Athaliah's adviser, Mattan, a weaselly, conniving serpent of a man, is shocked by the slow change that has begun to creep over his Queen. She has quite obviously not been herself for the last couple days; "She is no more that bold, clear-sighted Queen, towering above her timorous woman's sex, who fell upon her startled enemies and never let a crucial moment pass..." While she hems and haws about what the best approach is, the Levites have begun to assemble an army in the temple, preparing and awaiting an attack.  
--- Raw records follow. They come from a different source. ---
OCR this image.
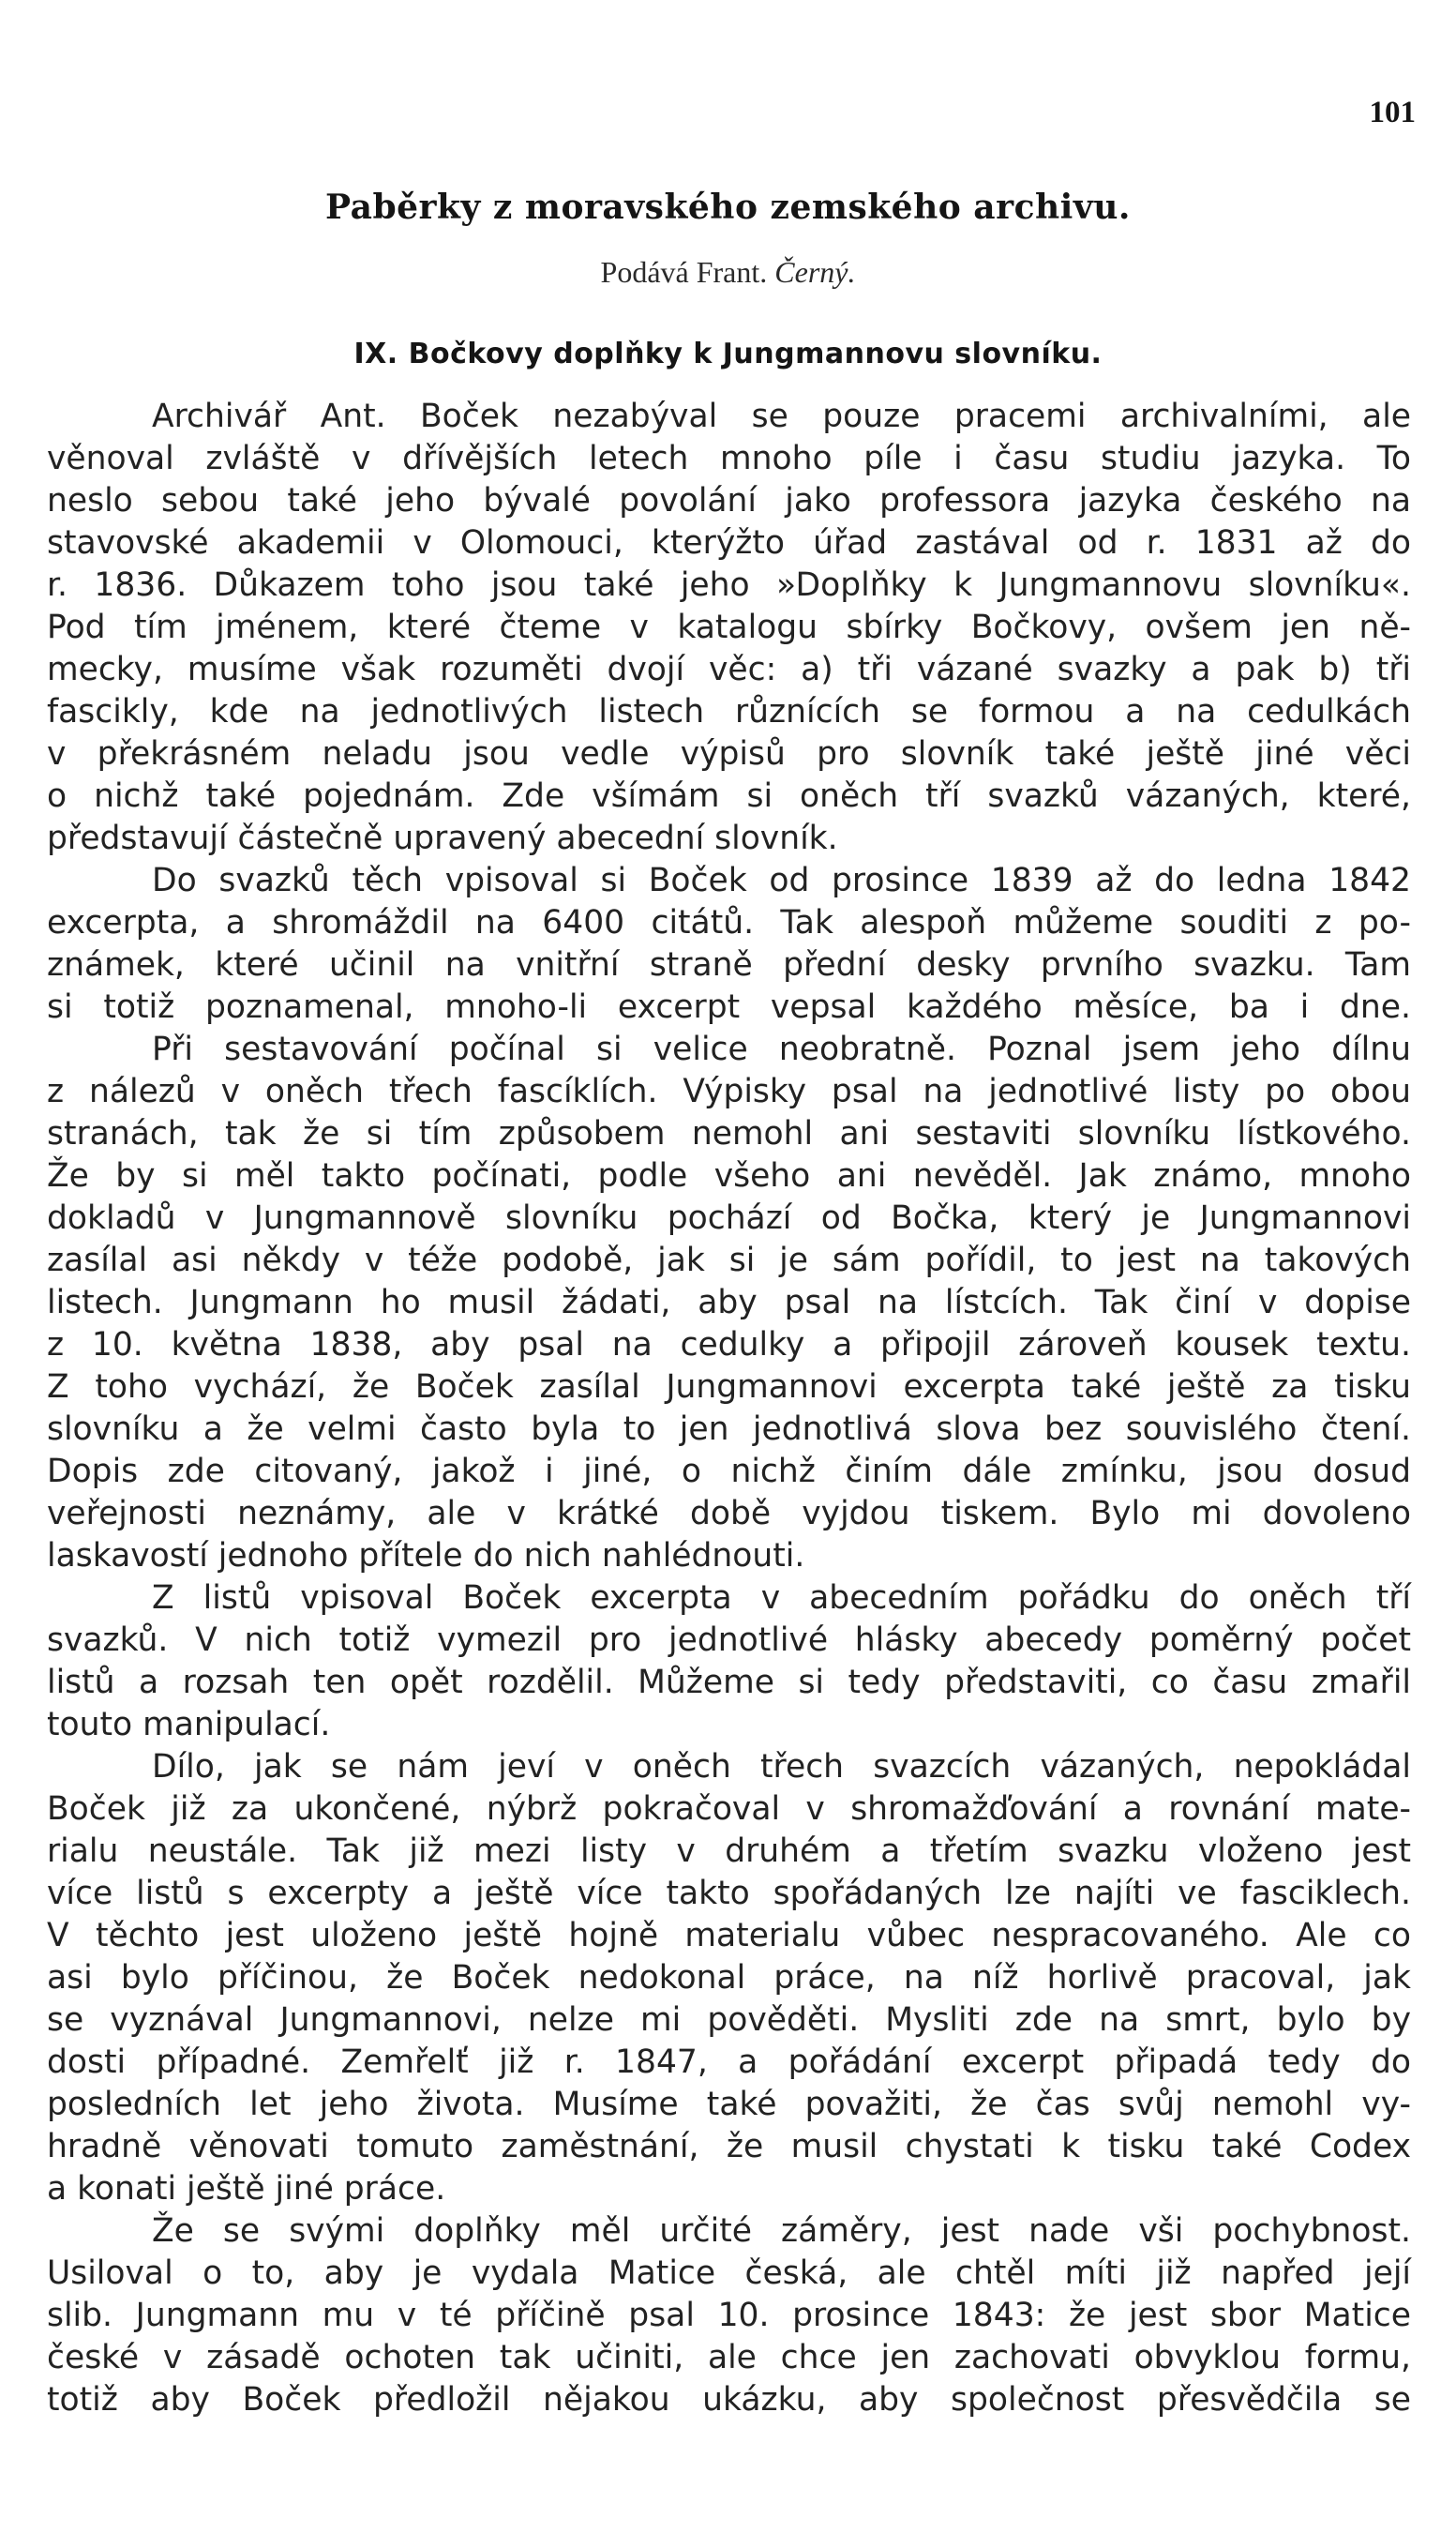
101
Paběrky z moravského zemského archivu.
Podává Frant. Černý.
IX. Bočkovy doplňky k Jungmannovu slovníku.
Archivář Ant. Boček nezabýval se pouze pracemi archivalními, ale
věnoval zvláště v dřívějších letech mnoho píle i času studiu jazyka. To
neslo sebou také jeho bývalé povolání jako professora jazyka českého na
stavovské akademii v Olomouci, kterýžto úřad zastával od r. 1831 až do
r. 1836. Důkazem toho jsou také jeho »Doplňky k Jungmannovu slovníku«.
Pod tím jménem, které čteme v katalogu sbírky Bočkovy, ovšem jen ně-
mecky, musíme však rozuměti dvojí věc: a) tři vázané svazky a pak b) tři
fascikly, kde na jednotlivých listech různících se formou a na cedulkách
v překrásném neladu jsou vedle výpisů pro slovník také ještě jiné věci
o nichž také pojednám. Zde všímám si oněch tří svazků vázaných, které,
představují částečně upravený abecední slovník.
Do svazků těch vpisoval si Boček od prosince 1839 až do ledna 1842
excerpta, a shromáždil na 6400 citátů. Tak alespoň můžeme souditi z po-
známek, které učinil na vnitřní straně přední desky prvního svazku. Tam
si totiž poznamenal, mnoho-li excerpt vepsal každého měsíce, ba i dne.
Při sestavování počínal si velice neobratně. Poznal jsem jeho dílnu
z nálezů v oněch třech fascíklích. Výpisky psal na jednotlivé listy po obou
stranách, tak že si tím způsobem nemohl ani sestaviti slovníku lístkového.
Že by si měl takto počínati, podle všeho ani nevěděl. Jak známo, mnoho
dokladů v Jungmannově slovníku pochází od Bočka, který je Jungmannovi
zasílal asi někdy v téže podobě, jak si je sám pořídil, to jest na takových
listech. Jungmann ho musil žádati, aby psal na lístcích. Tak činí v dopise
z 10. května 1838, aby psal na cedulky a připojil zároveň kousek textu.
Z toho vychází, že Boček zasílal Jungmannovi excerpta také ještě za tisku
slovníku a že velmi často byla to jen jednotlivá slova bez souvislého čtení.
Dopis zde citovaný, jakož i jiné, o nichž činím dále zmínku, jsou dosud
veřejnosti neznámy, ale v krátké době vyjdou tiskem. Bylo mi dovoleno
laskavostí jednoho přítele do nich nahlédnouti.
Z listů vpisoval Boček excerpta v abecedním pořádku do oněch tří
svazků. V nich totiž vymezil pro jednotlivé hlásky abecedy poměrný počet
listů a rozsah ten opět rozdělil. Můžeme si tedy představiti, co času zmařil
touto manipulací.
Dílo, jak se nám jeví v oněch třech svazcích vázaných, nepokládal
Boček již za ukončené, nýbrž pokračoval v shromažďování a rovnání mate-
rialu neustále. Tak již mezi listy v druhém a třetím svazku vloženo jest
více listů s excerpty a ještě více takto spořádaných lze najíti ve fasciklech.
V těchto jest uloženo ještě hojně materialu vůbec nespracovaného. Ale co
asi bylo příčinou, že Boček nedokonal práce, na níž horlivě pracoval, jak
se vyznával Jungmannovi, nelze mi pověděti. Mysliti zde na smrt, bylo by
dosti případné. Zemřelť již r. 1847, a pořádání excerpt připadá tedy do
posledních let jeho života. Musíme také považiti, že čas svůj nemohl vy-
hradně věnovati tomuto zaměstnání, že musil chystati k tisku také Codex
a konati ještě jiné práce.
Že se svými doplňky měl určité záměry, jest nade vši pochybnost.
Usiloval o to, aby je vydala Matice česká, ale chtěl míti již napřed její
slib. Jungmann mu v té příčině psal 10. prosince 1843: že jest sbor Matice
české v zásadě ochoten tak učiniti, ale chce jen zachovati obvyklou formu,
totiž aby Boček předložil nějakou ukázku, aby společnost přesvědčila se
Jehoiada decides that now is the time for Joash's identity to be revealed and for him to be crowned King. Joash seems to take the revelation of his paternity in stride and quickly assures Jehoiada that he will do his best to fear the Lord, keep Him ever before his eyes, His precepts, judgments and laws and refrain from making his brothers sweat beneath a heavy burden. 

Athaliah is persuaded to come into the temple alone to see the treasure that Jehoiada has kept hidden all these years, when she realizes that the treasure is the boy, Joash, that her dreams foretold, she recognizes her defeat and raises her eyes to see herself surrounded by the Levites.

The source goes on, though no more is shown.